Today, without talking to anyone from the surgical service, he sat down with the family of a patient he’d met yesterday, and told them the patient was essentially brain-dead, and they ought to withdraw care, basically now. Then he ran into me inside the unit (I had just come up to have a similar, but perhaps more gradual and gentle, conversation), told me flatly that he’d told the family care was futile, and he expected “we will end up withdrawing before too long.” I was furious; I think there was smoke coming out of my ears. That’s my patient. I spent a month taking care of him, nursing him along, watching him slide out of my reach; I was heartbroken when I came back one morning and found him on death’s door in the ICU. I have talked to his daughter every day for a month. I know him; I know his family. He’s mine; or at least he’s my attending’s. This jerk met the whole group yesterday in the middle of a disaster; who does he think he is, to go telling them things like that, without talking to us? My attending or I should be the ones to say, We’re sorry, we failed, we couldn’t save him, he’s going to die, it’s best if you let him go. (And he’s not brain-dead; he’s not good, he’s not conscious, but he’s not brain-dead. I really hate it when consultants, usually critical care or neurology, try to call my patients brain-dead when they’re not.)

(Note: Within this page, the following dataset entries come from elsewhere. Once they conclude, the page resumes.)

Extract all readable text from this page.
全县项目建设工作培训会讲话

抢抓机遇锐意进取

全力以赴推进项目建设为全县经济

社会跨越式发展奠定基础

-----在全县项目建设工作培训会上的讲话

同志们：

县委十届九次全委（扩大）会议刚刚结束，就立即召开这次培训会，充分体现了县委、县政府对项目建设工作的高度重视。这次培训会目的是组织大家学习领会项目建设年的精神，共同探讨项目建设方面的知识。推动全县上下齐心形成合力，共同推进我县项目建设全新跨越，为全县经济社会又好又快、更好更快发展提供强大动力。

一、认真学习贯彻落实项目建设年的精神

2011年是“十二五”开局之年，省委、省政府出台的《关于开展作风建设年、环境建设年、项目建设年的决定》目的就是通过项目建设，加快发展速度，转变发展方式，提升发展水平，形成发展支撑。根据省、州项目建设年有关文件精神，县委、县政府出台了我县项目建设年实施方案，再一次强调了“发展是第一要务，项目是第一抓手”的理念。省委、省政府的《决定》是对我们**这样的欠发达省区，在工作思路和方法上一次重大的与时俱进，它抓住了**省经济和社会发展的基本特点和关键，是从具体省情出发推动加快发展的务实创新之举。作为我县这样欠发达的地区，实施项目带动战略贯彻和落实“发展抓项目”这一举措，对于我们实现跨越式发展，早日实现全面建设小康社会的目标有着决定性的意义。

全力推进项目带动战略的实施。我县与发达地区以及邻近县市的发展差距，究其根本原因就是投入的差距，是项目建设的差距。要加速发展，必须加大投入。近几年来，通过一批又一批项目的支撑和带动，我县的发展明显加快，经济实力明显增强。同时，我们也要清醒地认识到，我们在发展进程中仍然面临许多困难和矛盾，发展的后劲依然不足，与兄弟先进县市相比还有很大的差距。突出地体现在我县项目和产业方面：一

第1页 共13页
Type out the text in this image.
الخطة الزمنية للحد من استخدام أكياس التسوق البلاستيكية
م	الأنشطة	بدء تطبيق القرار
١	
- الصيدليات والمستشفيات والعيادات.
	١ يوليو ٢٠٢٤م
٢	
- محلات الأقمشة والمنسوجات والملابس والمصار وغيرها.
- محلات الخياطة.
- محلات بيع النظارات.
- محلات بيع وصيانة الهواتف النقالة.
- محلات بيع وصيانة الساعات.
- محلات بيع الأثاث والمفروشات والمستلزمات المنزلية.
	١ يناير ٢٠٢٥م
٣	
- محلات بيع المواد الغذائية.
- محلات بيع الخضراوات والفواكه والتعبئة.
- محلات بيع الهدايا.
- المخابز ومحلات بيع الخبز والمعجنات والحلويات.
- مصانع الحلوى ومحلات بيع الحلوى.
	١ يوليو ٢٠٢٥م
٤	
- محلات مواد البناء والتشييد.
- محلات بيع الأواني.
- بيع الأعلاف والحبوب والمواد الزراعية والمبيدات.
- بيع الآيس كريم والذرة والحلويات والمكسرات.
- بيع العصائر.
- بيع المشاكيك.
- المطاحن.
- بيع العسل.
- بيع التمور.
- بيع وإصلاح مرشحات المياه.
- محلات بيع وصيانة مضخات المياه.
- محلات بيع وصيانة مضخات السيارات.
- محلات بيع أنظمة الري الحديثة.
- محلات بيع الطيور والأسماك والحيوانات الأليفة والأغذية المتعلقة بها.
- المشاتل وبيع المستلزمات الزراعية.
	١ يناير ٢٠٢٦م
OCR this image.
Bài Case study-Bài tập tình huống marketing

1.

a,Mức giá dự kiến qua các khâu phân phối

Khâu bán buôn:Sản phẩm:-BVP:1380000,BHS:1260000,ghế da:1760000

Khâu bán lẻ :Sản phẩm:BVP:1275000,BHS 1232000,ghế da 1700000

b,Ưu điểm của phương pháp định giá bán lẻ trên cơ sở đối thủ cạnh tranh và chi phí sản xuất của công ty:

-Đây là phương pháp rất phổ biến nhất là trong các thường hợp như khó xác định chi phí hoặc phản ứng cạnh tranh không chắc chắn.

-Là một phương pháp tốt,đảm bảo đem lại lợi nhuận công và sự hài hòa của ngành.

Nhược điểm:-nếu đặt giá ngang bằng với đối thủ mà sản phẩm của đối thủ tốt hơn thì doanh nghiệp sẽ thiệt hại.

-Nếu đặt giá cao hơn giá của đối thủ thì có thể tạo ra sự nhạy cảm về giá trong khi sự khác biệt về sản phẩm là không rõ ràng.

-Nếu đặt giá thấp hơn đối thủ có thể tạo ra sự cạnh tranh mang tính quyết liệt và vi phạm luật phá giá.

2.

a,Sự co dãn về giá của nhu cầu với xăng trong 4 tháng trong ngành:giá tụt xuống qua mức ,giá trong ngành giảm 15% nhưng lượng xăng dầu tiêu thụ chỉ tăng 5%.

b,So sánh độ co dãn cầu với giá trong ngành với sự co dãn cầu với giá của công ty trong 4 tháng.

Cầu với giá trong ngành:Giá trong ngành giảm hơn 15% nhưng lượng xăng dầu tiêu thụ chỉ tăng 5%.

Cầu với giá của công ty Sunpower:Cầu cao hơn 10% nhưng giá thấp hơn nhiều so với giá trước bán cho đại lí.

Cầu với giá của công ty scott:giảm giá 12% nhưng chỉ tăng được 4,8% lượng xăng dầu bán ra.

Grrr. I think next time I meet the guy doing things with my patients, I might say something; hopefully (in that grand British phrase) more in sorrow than in anger: “I’ve known this guy for a month, I’m really upset by his condition, and I feel like it would be more appropriate for someone like me or my attending, who have a rather longterm relationship with the family, to be the ones to break this news and discuss this situation with them. Now git!”